Elles avaient conservé l'esprit combatif qui leur avait été prodigué par le magazine Mujeres Libres. Même à l'automne 1938, alors que l'espoir de gagner la partie contre le fascisme était encore fragile, ces miliciennes, qui brisaient le tabou : la guerre est une affaire d'hommes, lançaient un appel à la femme réfugiée : " Camarade réfugiée : puisque tu as perdu, temporairement, ta terre et ta maison, ne perds pas ton temps. Préparez-vous à la lutte et à la reconstruction de votre vie, en vous formant dans les cours gratuits du Casal de la Dona Treballadora".

À la fin de l'année 1967, Amparo Poch, appelée l’Ange gardien des réfugiés espagnols, loin de sa ville natale, Saragosse, tombe malade. Elle veut retourner dans sa patrie, mais ses sœurs catholiques ferventes le lui interdisent, étant donné sa vie de mécréante, loin de l'église.  Amparo Poch décède d'un cancer à Toulouse le 15 avril 1968, assistée par ses compagnons d'exil à qui elle a légué ses livres et ses maigres biens.

Nous devons aujourd'hui le remarquable processus de notre émancipation à ces combattantes d'avant-garde, pionnières hors pair, qui ont dû mener seules des batailles, dans les usines, les syndicats, l'atelier, dans tous les domaines, dans une société réprimée.

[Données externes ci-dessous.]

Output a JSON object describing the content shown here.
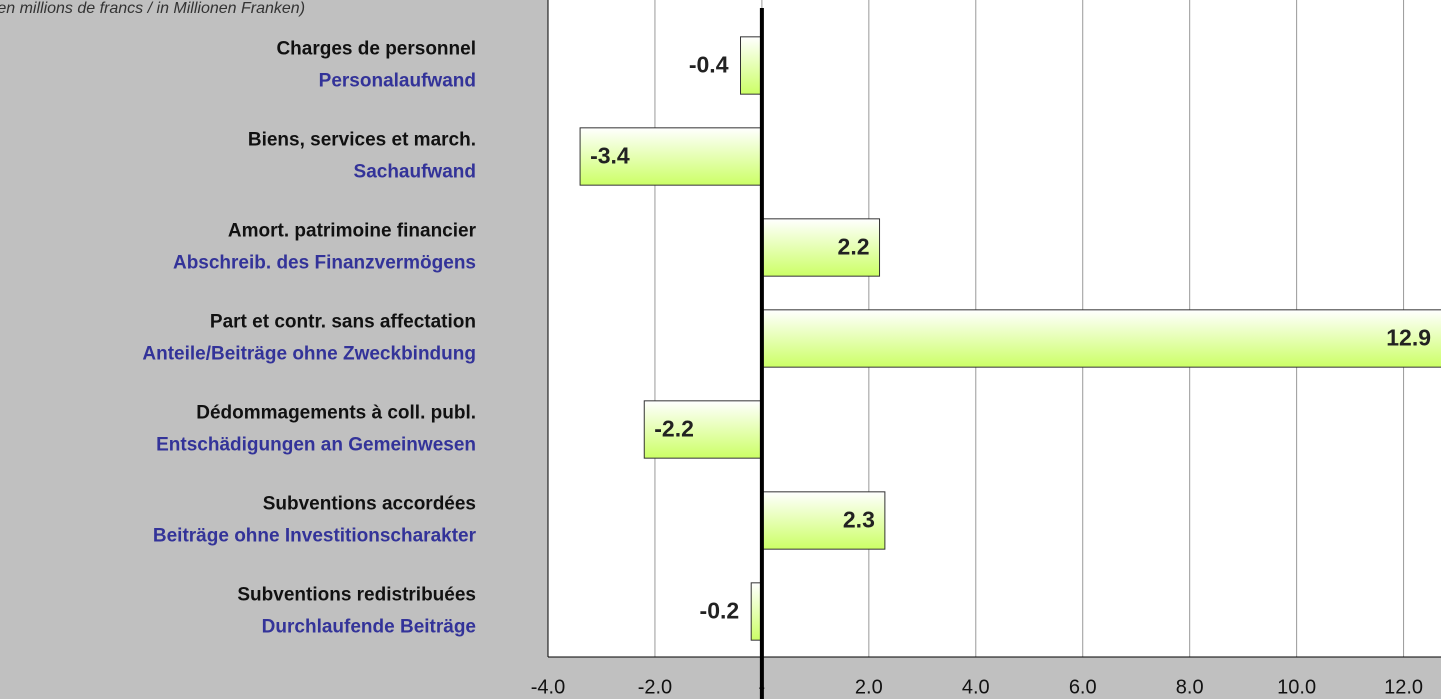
{
  "chart_data": {
    "type": "barh",
    "title": "(en millions de francs / in Millionen Franken)",
    "categories": [
      [
        "Charges de personnel",
        "Personalaufwand"
      ],
      [
        "Biens, services et march.",
        "Sachaufwand"
      ],
      [
        "Amort. patrimoine financier",
        "Abschreib. des Finanzvermögens"
      ],
      [
        "Part et contr. sans affectation",
        "Anteile/Beiträge ohne Zweckbindung"
      ],
      [
        "Dédommagements à coll. publ.",
        "Entschädigungen an Gemeinwesen"
      ],
      [
        "Subventions accordées",
        "Beiträge ohne Investitionscharakter"
      ],
      [
        "Subventions redistribuées",
        "Durchlaufende Beiträge"
      ]
    ],
    "values": [
      -0.4,
      -3.4,
      2.2,
      12.9,
      -2.2,
      2.3,
      -0.2
    ],
    "color": "#ccff66",
    "xlim": [
      -4,
      12.7
    ],
    "xticks": [
      {
        "value": -4,
        "label": "-4.0"
      },
      {
        "value": -2,
        "label": "-2.0"
      },
      {
        "value": 0,
        "label": "-"
      },
      {
        "value": 2,
        "label": "2.0"
      },
      {
        "value": 4,
        "label": "4.0"
      },
      {
        "value": 6,
        "label": "6.0"
      },
      {
        "value": 8,
        "label": "8.0"
      },
      {
        "value": 10,
        "label": "10.0"
      },
      {
        "value": 12,
        "label": "12.0"
      }
    ],
    "grid": true
  }
}
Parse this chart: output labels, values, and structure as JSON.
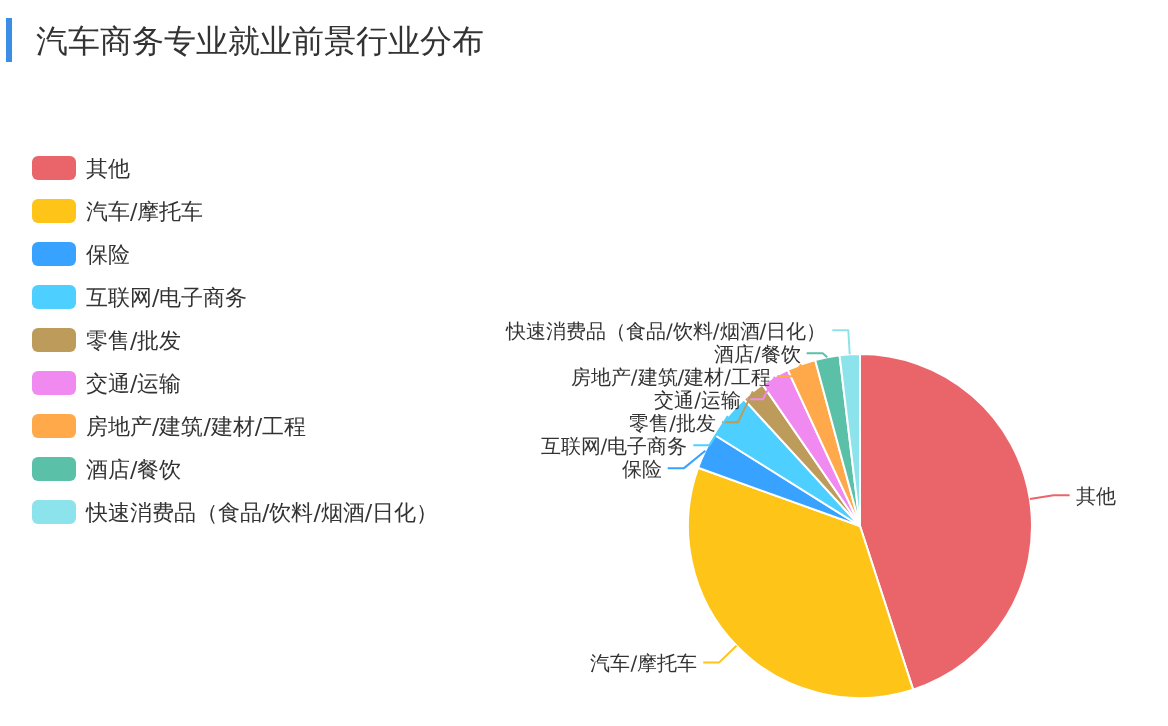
{
  "chart_data": {
    "type": "pie",
    "title": "汽车商务专业就业前景行业分布",
    "categories": [
      "其他",
      "汽车/摩托车",
      "保险",
      "互联网/电子商务",
      "零售/批发",
      "交通/运输",
      "房地产/建筑/建材/工程",
      "酒店/餐饮",
      "快速消费品（食品/饮料/烟酒/日化）"
    ],
    "values": [
      45,
      35.5,
      3.4,
      4.3,
      2.2,
      2.7,
      2.7,
      2.3,
      1.9
    ],
    "colors": [
      "#e9656a",
      "#fec418",
      "#37a2ff",
      "#4dcfff",
      "#bd9b5b",
      "#f08af0",
      "#ffa94a",
      "#5bc0a8",
      "#8de3ec"
    ],
    "legend": "left"
  }
}
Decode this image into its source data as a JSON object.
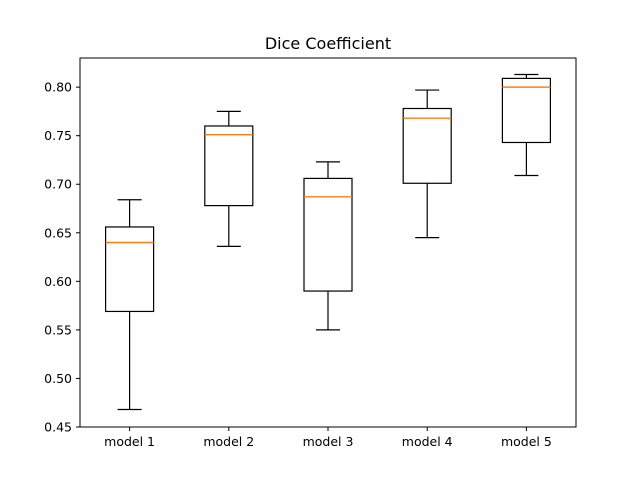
{
  "chart_data": {
    "type": "box",
    "title": "Dice Coefficient",
    "xlabel": "",
    "ylabel": "",
    "categories": [
      "model 1",
      "model 2",
      "model 3",
      "model 4",
      "model 5"
    ],
    "boxes": [
      {
        "whisker_low": 0.468,
        "q1": 0.569,
        "median": 0.64,
        "q3": 0.656,
        "whisker_high": 0.684
      },
      {
        "whisker_low": 0.636,
        "q1": 0.678,
        "median": 0.751,
        "q3": 0.76,
        "whisker_high": 0.775
      },
      {
        "whisker_low": 0.55,
        "q1": 0.59,
        "median": 0.687,
        "q3": 0.706,
        "whisker_high": 0.723
      },
      {
        "whisker_low": 0.645,
        "q1": 0.701,
        "median": 0.768,
        "q3": 0.778,
        "whisker_high": 0.797
      },
      {
        "whisker_low": 0.709,
        "q1": 0.743,
        "median": 0.8,
        "q3": 0.809,
        "whisker_high": 0.813
      }
    ],
    "ylim": [
      0.45,
      0.83
    ],
    "yticks": [
      "0.45",
      "0.50",
      "0.55",
      "0.60",
      "0.65",
      "0.70",
      "0.75",
      "0.80"
    ],
    "grid": false,
    "colors": {
      "box": "#000000",
      "median": "#ff7f0e",
      "background": "#ffffff"
    }
  }
}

Malgré l'abolition par le régime franquiste, des lois d'émancipation obtenues par elles, après tant d'années considérées comme des hors-la-loi, leurs luttes, leur engagement, leur leçon de dignité, nous ont aidés dans notre libération, et ceci dans la mémoire tragique et lumineuse de leurs exils étrangers et intérieurs : prisons, tortures, exécutions dans les murs et fosses communes, que résidait, libératrice, le germe de la résistance contre le fascisme.